This ewer, with its globe-shaped belly and high, fluted neck, has an extensive carved floral decoration under a blue-green glaze. Characteristic carvings on productions from the Yaozhou kilns under the early Song were deeply incised on this type of piece as much as 5mm deep producing graceful contrasts between the shaded zones created by the accumulation of glaze at the decorative contours, and the lighter zones covering the reliefs.
The motifs were carved into warmed grey clay using a bamboo knife. The piece was then soaked in a bath of glaze and subsequently fired in the kiln at a temperature of 1250o C. Over time, these glazes, applied in successive layers, thickened and took on an olive-green tone.
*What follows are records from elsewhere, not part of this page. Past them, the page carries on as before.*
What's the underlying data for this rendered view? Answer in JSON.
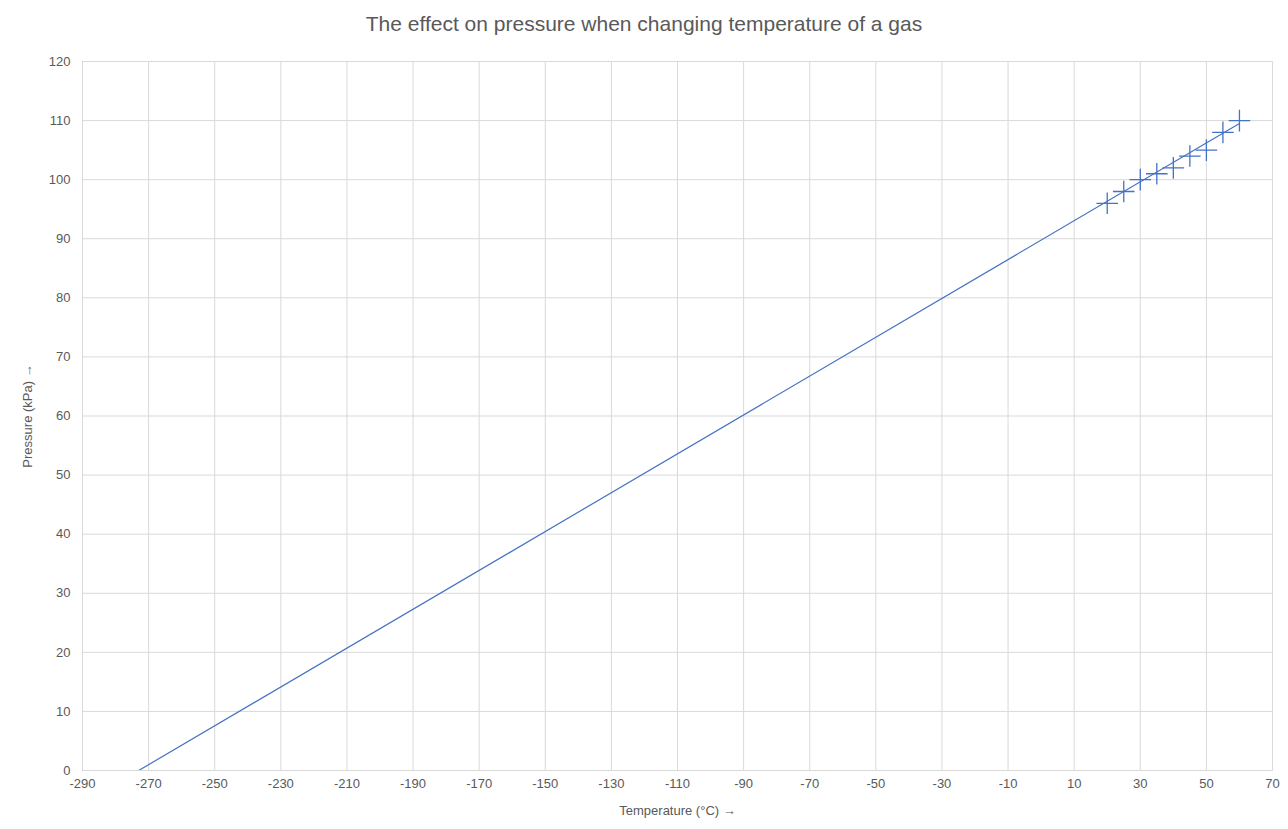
{
  "chart_data": {
    "type": "scatter",
    "title": "The effect on pressure when changing temperature of a gas",
    "x_label": "Temperature (°C)",
    "y_label": "Pressure (kPa)",
    "series": [
      {
        "type": "scatter",
        "marker": "plus",
        "color": "#4472c4",
        "x": [
          20,
          25,
          30,
          35,
          40,
          45,
          50,
          55,
          60
        ],
        "values": [
          96,
          98,
          100,
          101,
          102,
          104,
          105,
          108,
          110
        ]
      },
      {
        "type": "line",
        "line_style": "solid",
        "color": "#4472c4",
        "x": [
          -273,
          60
        ],
        "values": [
          0,
          109.5
        ]
      }
    ],
    "xlim": [
      -290,
      70
    ],
    "xticks": [
      -290,
      -270,
      -250,
      -230,
      -210,
      -190,
      -170,
      -150,
      -130,
      -110,
      -90,
      -70,
      -50,
      -30,
      -10,
      10,
      30,
      50,
      70
    ],
    "ylim": [
      0,
      120
    ],
    "yticks": [
      0,
      10,
      20,
      30,
      40,
      50,
      60,
      70,
      80,
      90,
      100,
      110,
      120
    ],
    "grid": true
  }
}
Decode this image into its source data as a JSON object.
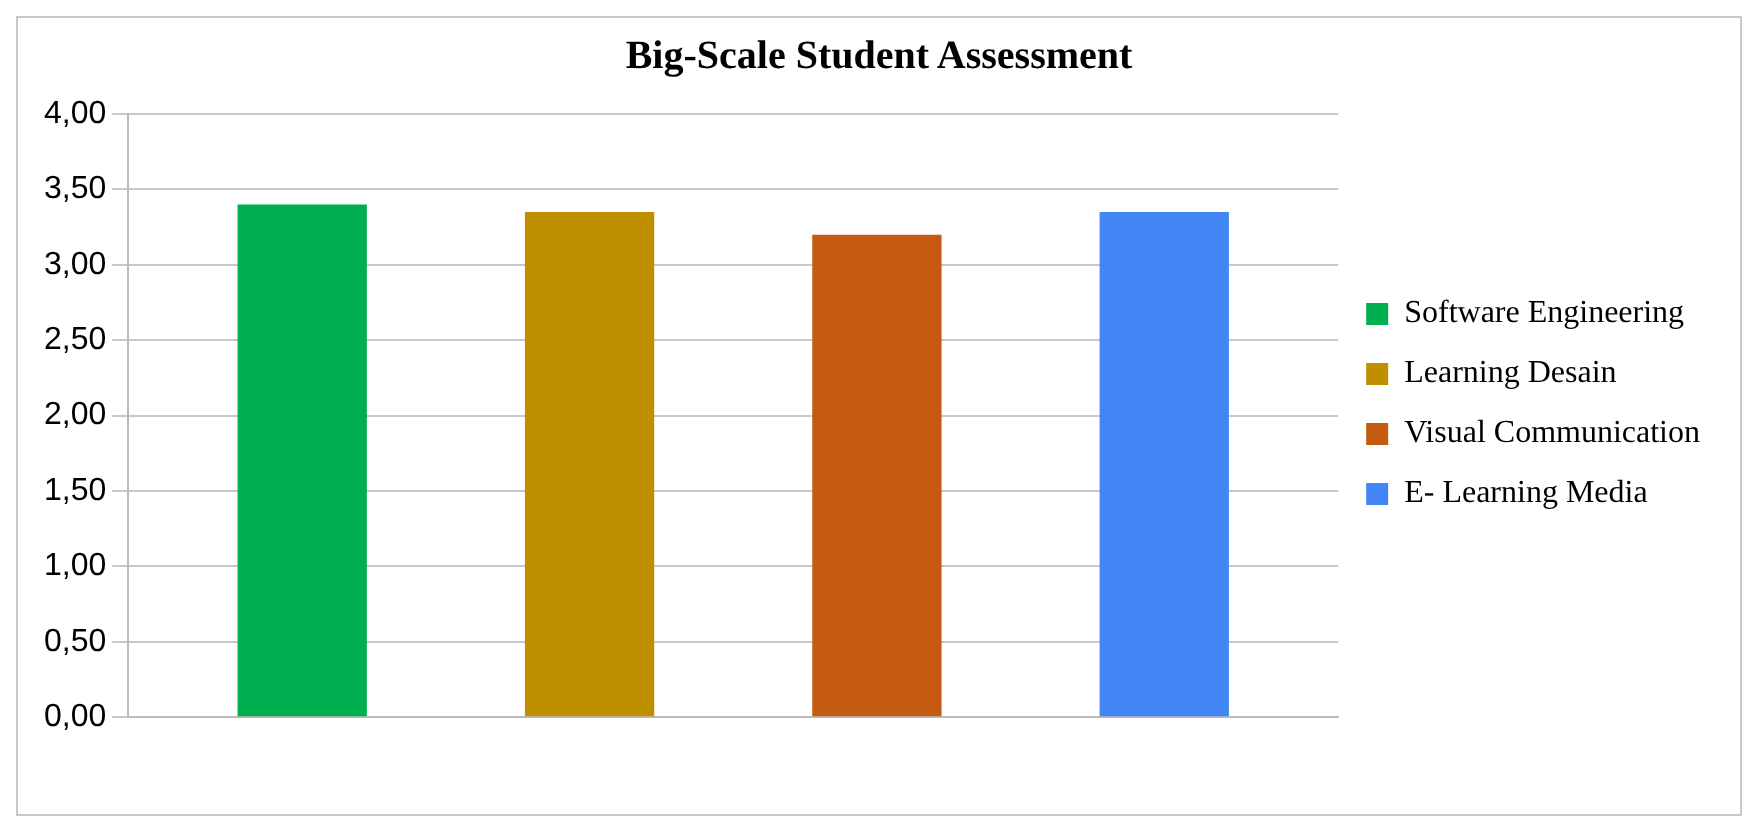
{
  "chart_data": {
    "type": "bar",
    "title": "Big-Scale Student Assessment",
    "categories": [
      null
    ],
    "series": [
      {
        "name": "Software Engineering",
        "color": "#00b050",
        "values": [
          3.4
        ]
      },
      {
        "name": "Learning Desain",
        "color": "#bf8f00",
        "values": [
          3.35
        ]
      },
      {
        "name": "Visual Communication",
        "color": "#c55a11",
        "values": [
          3.2
        ]
      },
      {
        "name": "E- Learning Media",
        "color": "#4285f4",
        "values": [
          3.35
        ]
      }
    ],
    "ylim": [
      0,
      4
    ],
    "yticks": [
      {
        "value": 0,
        "label": "0,00"
      },
      {
        "value": 0.5,
        "label": "0,50"
      },
      {
        "value": 1,
        "label": "1,00"
      },
      {
        "value": 1.5,
        "label": "1,50"
      },
      {
        "value": 2,
        "label": "2,00"
      },
      {
        "value": 2.5,
        "label": "2,50"
      },
      {
        "value": 3,
        "label": "3,00"
      },
      {
        "value": 3.5,
        "label": "3,50"
      },
      {
        "value": 4,
        "label": "4,00"
      }
    ],
    "grid": "y",
    "legend": "right"
  }
}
It was perhaps because of their contrasting colors and painstaking execution that the phenix celadons earned their place as items of imperial tableware. Indeed, this particular piece, with its twin phoenix-head spouts, was presumably intended for the palace of the Empresses, of whom the phoenix was the symbol. Both the decoration and form used reveal stylistic similarities with gold and silver tableware, the decorative models of which, inherited from the Tang (618-907), were related to metalworking arts in the Near East. Nevertheless, they belong to an evolutionary process that was to liberate ceramic decoration from metalworking influences and to provide it with its own repertoire of forms and motifs. This type of glaze also played a key role under the early Song. Carrying on from the Miseyao, it paved the way in elevating ceramics in the eyes of the social elite, first to the rank of tableware, and subsequently to the status of collection objects on a par with silver, gold, and lacquerware.